El 8 de diciembre de 1617, Iglesia y Ayuntamiento se pusieron de acuerdo y formalizaron juntos un acto de juramento en favor del misterio en el transcurso de la misa pontifical, celebrada el día de la festividad litúrgica de la Inmaculada Concepción en el altar mayor del templo metropolitano. El juramento, prestado tras el sermón bajo la fórmula propuesta por la clerecía, con la complacencia de los concejales, fue el primer pronunciamiento oficial de las dos instituciones unidas, después de que ya lo hubiesen rendido de forma particular otras corporaciones locales, como un gran número de cofradías. Documentos municipales y eclesiásticos revelan que la idea de hacerlo de modo asociado partió del propio arzobispo. El Ayuntamiento acordó participar y aprovechar así «la ocasión que se le ofrece de demostrar su piedad y devoción que tiene a la Limpia Concepción de Nuestra Señora», porque «será un acto de muy gran mérito». Un acuerdo municipal adoptado el 29 de noviembre, recoge de forma expresa el gran fervor que se le profesaba a esta advocación, y recalca la ejemplaridad que constituía para la cristiandad y hasta el propio Estado.
Después se organizó la procesión por el interior de las naves, con parada y estación en la capilla de los Reyes. Participaron los Seises, que bailaron y cantaron celebrando la fiesta, tal como la propia Iglesia había pedido también al Ayuntamiento, para que si fuera oportuno previniese la inclusión de «algunas danzas que regocijen el lugar aquel día». La invitación se extendió al vecindario, y este engalanó con colgaduras los balcones e iluminó sus casas. En la Torre del Oro se colocaron banderas y gallardetes, así como un estandarte en el que podía leerse: «María concebida sin pecado original». A la hora del juramento, desde diversas embarcaciones del río se dispararon atronadoras salvas en honor de este misterio.

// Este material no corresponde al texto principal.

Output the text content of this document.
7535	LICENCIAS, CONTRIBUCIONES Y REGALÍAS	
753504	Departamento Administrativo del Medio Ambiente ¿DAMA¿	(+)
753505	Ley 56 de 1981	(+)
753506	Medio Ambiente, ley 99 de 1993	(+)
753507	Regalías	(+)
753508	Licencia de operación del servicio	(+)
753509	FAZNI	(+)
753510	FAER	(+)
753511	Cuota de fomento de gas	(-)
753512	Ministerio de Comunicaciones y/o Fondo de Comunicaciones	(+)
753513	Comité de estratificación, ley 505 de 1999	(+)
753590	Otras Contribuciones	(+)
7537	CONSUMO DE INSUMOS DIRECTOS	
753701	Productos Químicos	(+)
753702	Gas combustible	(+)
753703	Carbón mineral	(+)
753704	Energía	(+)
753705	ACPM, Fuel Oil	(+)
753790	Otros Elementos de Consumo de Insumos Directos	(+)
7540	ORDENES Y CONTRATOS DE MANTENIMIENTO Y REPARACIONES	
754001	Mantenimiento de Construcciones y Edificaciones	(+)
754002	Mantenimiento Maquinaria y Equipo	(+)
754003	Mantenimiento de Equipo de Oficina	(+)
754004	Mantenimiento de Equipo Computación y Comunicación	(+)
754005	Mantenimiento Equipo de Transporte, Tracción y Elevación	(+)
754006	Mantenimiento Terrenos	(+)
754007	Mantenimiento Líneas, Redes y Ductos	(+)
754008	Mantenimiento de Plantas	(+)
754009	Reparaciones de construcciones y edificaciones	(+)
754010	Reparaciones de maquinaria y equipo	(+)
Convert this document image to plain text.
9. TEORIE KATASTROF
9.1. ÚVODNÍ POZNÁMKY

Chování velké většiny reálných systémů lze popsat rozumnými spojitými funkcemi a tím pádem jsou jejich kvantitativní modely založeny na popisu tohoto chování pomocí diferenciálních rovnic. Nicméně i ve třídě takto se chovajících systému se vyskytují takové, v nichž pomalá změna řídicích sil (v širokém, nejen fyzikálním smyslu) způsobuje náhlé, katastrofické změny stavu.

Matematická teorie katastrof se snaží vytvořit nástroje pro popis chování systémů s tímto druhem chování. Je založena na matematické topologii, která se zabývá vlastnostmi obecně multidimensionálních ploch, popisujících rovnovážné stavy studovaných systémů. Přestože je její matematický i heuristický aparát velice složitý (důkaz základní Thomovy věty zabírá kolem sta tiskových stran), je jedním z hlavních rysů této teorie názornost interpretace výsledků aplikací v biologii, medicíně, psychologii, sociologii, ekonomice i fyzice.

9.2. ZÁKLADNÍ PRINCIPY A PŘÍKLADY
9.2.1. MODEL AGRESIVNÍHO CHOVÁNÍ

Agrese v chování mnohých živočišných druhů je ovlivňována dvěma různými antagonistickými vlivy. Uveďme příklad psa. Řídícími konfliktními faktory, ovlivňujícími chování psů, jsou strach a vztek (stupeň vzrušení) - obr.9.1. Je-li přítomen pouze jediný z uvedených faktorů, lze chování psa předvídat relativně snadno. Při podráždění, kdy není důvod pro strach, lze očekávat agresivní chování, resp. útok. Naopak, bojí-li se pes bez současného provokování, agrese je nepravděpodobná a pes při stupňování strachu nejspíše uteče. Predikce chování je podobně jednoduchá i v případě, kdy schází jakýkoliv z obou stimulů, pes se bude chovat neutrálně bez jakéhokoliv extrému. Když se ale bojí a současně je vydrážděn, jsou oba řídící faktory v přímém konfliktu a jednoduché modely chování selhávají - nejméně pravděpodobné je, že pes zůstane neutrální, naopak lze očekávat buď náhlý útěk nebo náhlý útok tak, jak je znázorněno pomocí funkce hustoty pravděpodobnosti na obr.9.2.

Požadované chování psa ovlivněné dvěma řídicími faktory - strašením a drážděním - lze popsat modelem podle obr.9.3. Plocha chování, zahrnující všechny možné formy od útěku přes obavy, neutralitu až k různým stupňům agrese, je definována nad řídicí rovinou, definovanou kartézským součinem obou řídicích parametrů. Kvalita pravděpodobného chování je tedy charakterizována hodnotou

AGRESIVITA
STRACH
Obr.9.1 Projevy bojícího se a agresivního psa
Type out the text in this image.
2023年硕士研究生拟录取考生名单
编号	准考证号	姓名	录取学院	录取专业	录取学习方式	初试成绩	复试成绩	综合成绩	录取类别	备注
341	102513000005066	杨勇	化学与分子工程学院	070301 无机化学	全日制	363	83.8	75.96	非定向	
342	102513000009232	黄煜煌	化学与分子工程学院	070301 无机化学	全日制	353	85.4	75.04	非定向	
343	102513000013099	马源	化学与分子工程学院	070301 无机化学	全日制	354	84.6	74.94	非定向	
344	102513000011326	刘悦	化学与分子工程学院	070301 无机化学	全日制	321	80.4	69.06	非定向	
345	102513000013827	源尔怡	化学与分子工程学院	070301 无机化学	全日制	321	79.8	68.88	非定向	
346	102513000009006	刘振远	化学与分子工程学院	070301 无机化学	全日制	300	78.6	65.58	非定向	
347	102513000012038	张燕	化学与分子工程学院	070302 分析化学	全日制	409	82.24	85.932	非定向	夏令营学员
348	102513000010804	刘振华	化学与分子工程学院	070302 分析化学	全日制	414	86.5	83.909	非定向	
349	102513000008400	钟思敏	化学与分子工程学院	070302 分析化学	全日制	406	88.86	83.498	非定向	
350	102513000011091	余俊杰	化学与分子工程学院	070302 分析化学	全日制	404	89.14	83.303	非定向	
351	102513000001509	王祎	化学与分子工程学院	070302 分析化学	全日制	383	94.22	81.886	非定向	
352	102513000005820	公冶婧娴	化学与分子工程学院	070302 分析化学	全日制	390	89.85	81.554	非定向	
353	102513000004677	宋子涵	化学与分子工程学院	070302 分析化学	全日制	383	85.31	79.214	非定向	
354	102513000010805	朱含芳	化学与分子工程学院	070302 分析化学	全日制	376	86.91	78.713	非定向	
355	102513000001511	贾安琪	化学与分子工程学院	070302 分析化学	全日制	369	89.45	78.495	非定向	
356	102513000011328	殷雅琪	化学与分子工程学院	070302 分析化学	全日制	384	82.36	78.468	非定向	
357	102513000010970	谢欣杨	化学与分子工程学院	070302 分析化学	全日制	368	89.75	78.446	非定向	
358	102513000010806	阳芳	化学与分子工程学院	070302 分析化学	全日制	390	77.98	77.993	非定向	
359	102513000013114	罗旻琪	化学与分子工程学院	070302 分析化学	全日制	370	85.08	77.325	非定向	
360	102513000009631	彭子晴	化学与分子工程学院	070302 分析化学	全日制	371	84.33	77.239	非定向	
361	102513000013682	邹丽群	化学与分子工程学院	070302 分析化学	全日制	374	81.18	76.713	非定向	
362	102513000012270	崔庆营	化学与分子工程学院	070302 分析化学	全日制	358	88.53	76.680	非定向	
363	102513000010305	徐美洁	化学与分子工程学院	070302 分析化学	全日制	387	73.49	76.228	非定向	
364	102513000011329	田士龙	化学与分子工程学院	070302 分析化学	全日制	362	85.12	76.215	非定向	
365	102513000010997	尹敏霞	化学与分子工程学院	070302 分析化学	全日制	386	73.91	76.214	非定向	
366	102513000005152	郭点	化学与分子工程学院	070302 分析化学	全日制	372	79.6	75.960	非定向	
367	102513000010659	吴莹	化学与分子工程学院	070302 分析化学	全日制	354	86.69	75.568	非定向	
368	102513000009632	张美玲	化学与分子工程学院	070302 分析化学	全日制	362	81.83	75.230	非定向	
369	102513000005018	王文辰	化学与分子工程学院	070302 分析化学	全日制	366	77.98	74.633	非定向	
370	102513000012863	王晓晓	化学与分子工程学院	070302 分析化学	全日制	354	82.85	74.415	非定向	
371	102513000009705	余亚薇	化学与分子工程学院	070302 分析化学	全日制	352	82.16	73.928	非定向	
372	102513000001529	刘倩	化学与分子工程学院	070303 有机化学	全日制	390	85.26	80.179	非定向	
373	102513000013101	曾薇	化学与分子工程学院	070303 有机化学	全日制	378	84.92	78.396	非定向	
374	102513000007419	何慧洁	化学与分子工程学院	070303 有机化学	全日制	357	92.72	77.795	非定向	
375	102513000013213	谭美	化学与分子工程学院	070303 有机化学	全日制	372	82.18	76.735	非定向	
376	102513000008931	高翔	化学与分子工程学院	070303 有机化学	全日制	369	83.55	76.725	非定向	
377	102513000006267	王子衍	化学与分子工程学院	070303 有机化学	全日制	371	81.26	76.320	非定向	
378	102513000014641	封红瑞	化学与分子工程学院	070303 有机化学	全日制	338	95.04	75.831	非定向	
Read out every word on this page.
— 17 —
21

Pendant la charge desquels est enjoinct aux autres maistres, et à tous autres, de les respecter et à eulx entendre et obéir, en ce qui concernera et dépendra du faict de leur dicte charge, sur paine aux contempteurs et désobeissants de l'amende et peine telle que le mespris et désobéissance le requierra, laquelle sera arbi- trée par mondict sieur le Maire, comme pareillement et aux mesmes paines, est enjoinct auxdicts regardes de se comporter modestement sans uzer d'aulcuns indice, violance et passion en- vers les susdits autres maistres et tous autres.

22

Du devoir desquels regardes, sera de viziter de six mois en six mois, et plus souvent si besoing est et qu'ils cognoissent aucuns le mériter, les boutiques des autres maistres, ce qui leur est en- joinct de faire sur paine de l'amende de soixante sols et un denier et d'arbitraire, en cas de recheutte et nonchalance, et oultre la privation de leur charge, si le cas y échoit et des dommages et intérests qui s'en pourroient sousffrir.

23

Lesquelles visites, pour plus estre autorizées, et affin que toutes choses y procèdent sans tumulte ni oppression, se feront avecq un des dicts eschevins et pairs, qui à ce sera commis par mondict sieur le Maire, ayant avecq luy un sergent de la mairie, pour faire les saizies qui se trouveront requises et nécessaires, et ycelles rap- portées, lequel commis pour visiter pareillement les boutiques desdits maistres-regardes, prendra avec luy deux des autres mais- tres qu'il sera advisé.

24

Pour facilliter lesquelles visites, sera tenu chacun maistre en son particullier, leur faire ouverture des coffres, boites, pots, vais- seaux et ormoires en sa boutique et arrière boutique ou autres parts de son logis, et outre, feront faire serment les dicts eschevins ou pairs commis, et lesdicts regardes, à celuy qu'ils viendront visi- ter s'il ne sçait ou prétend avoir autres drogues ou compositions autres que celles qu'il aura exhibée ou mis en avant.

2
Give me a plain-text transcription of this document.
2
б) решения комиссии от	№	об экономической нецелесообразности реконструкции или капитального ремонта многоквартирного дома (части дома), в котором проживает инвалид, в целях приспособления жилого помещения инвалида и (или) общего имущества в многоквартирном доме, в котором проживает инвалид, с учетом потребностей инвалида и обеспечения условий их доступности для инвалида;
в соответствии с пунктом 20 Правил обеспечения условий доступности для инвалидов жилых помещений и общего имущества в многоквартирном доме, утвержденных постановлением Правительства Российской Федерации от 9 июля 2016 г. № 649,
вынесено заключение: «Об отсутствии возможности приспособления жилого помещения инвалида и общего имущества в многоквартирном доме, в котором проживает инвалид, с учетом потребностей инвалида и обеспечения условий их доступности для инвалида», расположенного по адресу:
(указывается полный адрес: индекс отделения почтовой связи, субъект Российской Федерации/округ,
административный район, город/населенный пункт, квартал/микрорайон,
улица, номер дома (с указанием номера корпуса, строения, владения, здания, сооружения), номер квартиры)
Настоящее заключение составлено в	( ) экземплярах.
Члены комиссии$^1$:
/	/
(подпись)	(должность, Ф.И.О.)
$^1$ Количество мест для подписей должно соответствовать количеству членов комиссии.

Se guardan en la biblioteca Colombina varios impresos publicados en 1617 y 1618, que relacionan las fiestas dedicadas a la Inmaculada. Describen con minucias, bailes, mascaradas, torneos, juegos de cañas con libreas y regocijos de toros que se hicieron en el último mes del año. La conjunción de todos estos elementos expresivos pone de manifiesto la antigua raigambre del riquísimo acervo cultural hispalense.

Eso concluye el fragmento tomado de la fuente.